A government as immense as the monster in Washington that sends grants to state and local governments creates a multitude of gateways for graft and corruption.

“Large increases in grant revenues (i.e., windfalls) provide opportunistic actors with an expectation that they can engage in corrupt practices before such systems are adequately implemented,” say the authors – three of them from George Washington University in our nation’s capital – of an academic paper published in 2024.

They suggested “the appointment of a new federal oversight agency” would have a “deterrence effect,” as it would be able to put “fresh eyes” on the process and monitor local government more closely. But as J.D. Tucille noted in a review of the paper for Reason, “reining in corruption isn’t easy.”

The only logical solution is to limit the possibilities by thoroughly downsizing the beast, which has grown well beyond the point to which its size has nurtured and sustained the “professionalized the pathways of corruption” and “is doing many more things than can be done with tolerable honesty.”

We can certainly do that, and should. But there's a more compelling reason.


Read More: 'People Will Be in Handcuffs': Karoline Leavitt on WH Response to Minnesota Fraud Under Walz

The Trump/Bondi DOJ Is Aggressively Pursuing Multiple Fraud Investigations in MN; Here Are the Details


This is the reason:

The powers not delegated to the United States by the Constitution, nor prohibited by it to the States, are reserved to the States respectively, or to the people.

The problem is that the 10th Amendment has been mostly ignored by Washington since at least 1860. Oh, now and then, a politician will make some noise about the proper roles of the federal government, or a minor court case may reflect on the 10th in resolving the matter. But look at what's been going on in Minnesota, with the rampant fraud sucking away millions in taxpayers' dollars in programs that were intended to subsidize day care centers and meals programs; there is nothing in the Constitution that names these things as an enumerated power of the Executive or Legislative branches of the federal government.

That means that, according to the Constitution, they can't do it.

The solution? Devolve all these programs to the states. No block grants; no federal involvement at all. Cut federal taxes. Tell the states, "you're on your own." Not only will this help in returning Washington to its proper constitutional prerogatives, but it will also reduce the runaway waste involved in the many and varied levels of bureaucracy. Best of all, if Minnesota decides to look the other way while massive fraud is undertaken in a welfare program, it will only be the people of Minnesota who are stuck with the tab, not the taxpayers in the other 49 states. Minnesotans then may deal with their own elected officials.

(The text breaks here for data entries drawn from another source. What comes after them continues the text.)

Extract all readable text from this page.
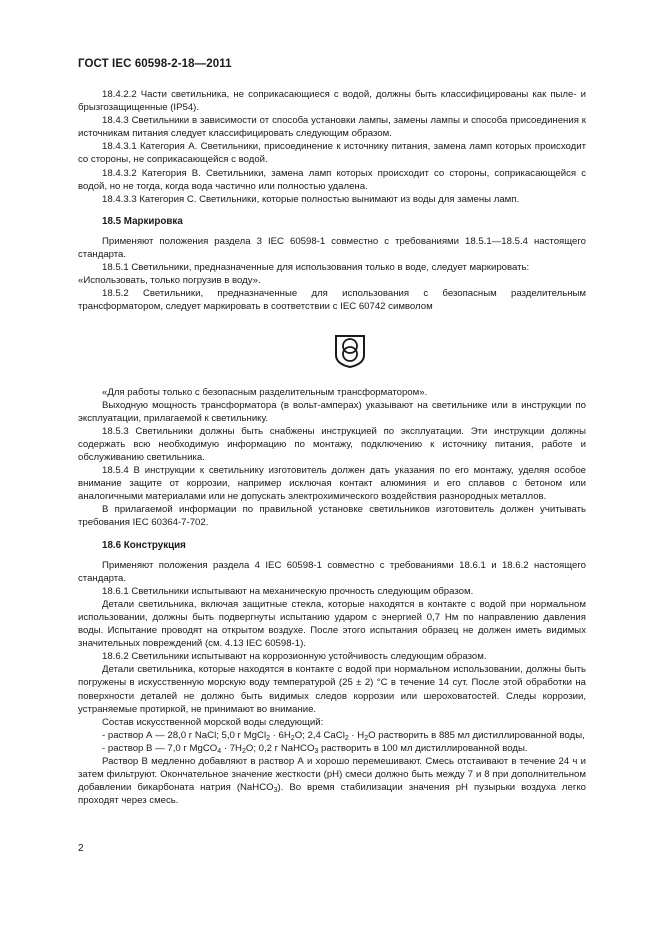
ГОСТ IEC 60598-2-18—2011

18.4.2.2 Части светильника, не соприкасающиеся с водой, должны быть классифицированы как пыле- и брызгозащищенные (IP54).

18.4.3 Светильники в зависимости от способа установки лампы, замены лампы и способа присоединения к источникам питания следует классифицировать следующим образом.

18.4.3.1 Категория А. Светильники, присоединение к источнику питания, замена ламп которых происходит со стороны, не соприкасающейся с водой.

18.4.3.2 Категория В. Светильники, замена ламп которых происходит со стороны, соприкасающейся с водой, но не тогда, когда вода частично или полностью удалена.

18.4.3.3 Категория С. Светильники, которые полностью вынимают из воды для замены ламп.

18.5 Маркировка

Применяют положения раздела 3 IEC 60598-1 совместно с требованиями 18.5.1—18.5.4 настоящего стандарта.

18.5.1 Светильники, предназначенные для использования только в воде, следует маркировать:

«Использовать, только погрузив в воду».

18.5.2 Светильники, предназначенные для использования с безопасным разделительным трансформатором, следует маркировать в соответствии с IEC 60742 символом

«Для работы только с безопасным разделительным трансформатором».

Выходную мощность трансформатора (в вольт-амперах) указывают на светильнике или в инструкции по эксплуатации, прилагаемой к светильнику.

18.5.3 Светильники должны быть снабжены инструкцией по эксплуатации. Эти инструкции должны содержать всю необходимую информацию по монтажу, подключению к источнику питания, работе и обслуживанию светильника.

18.5.4 В инструкции к светильнику изготовитель должен дать указания по его монтажу, уделяя особое внимание защите от коррозии, например исключая контакт алюминия и его сплавов с бетоном или аналогичными материалами или не допускать электрохимического воздействия разнородных металлов.

В прилагаемой информации по правильной установке светильников изготовитель должен учитывать требования IEC 60364-7-702.

18.6 Конструкция

Применяют положения раздела 4 IEC 60598-1 совместно с требованиями 18.6.1 и 18.6.2 настоящего стандарта.

18.6.1 Светильники испытывают на механическую прочность следующим образом.

Детали светильника, включая защитные стекла, которые находятся в контакте с водой при нормальном использовании, должны быть подвергнуты испытанию ударом с энергией 0,7 Нм по направлению давления воды. Испытание проводят на открытом воздухе. После этого испытания образец не должен иметь видимых значительных повреждений (см. 4.13 IEC 60598-1).

18.6.2 Светильники испытывают на коррозионную устойчивость следующим образом.

Детали светильника, которые находятся в контакте с водой при нормальном использовании, должны быть погружены в искусственную морскую воду температурой (25 ± 2) °С в течение 14 сут. После этой обработки на поверхности деталей не должно быть видимых следов коррозии или шероховатостей. Следы коррозии, устраняемые протиркой, не принимают во внимание.

Состав искусственной морской воды следующий:

- раствор А — 28,0 г NaCl; 5,0 г MgCl$_2$ · $6H_2O$; 2,4 CaCl$_2$ · $H_2O$ растворить в 885 мл дистиллированной воды,

- раствор В — 7,0 г MgCO$_4$ · $7H_2O$; 0,2 г NaHCO$_3$ растворить в 100 мл дистиллированной воды.

Раствор В медленно добавляют в раствор А и хорошо перемешивают. Смесь отстаивают в течение 24 ч и затем фильтруют. Окончательное значение жесткости (pH) смеси должно быть между 7 и 8 при дополнительном добавлении бикарбоната натрия (NaHCO$_3$). Во время стабилизации значения pH пузырьки воздуха легко проходят через смесь.

2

While these matters would then be up to the states, the second opportunity here is to return the system to what "relief" originally was: A minimum, to keep people who are temporarily down on their luck from freezing or starving to death. That's all. It shouldn't be a lifestyle; as the saying goes, a hand up, not a handout.

Of course, the likelihood of any of this happening is essentially nil. But it makes too much sense, so I will maintain my advocacy of ideas like this; and, honestly, the world has no shortage of windmills to tilt at.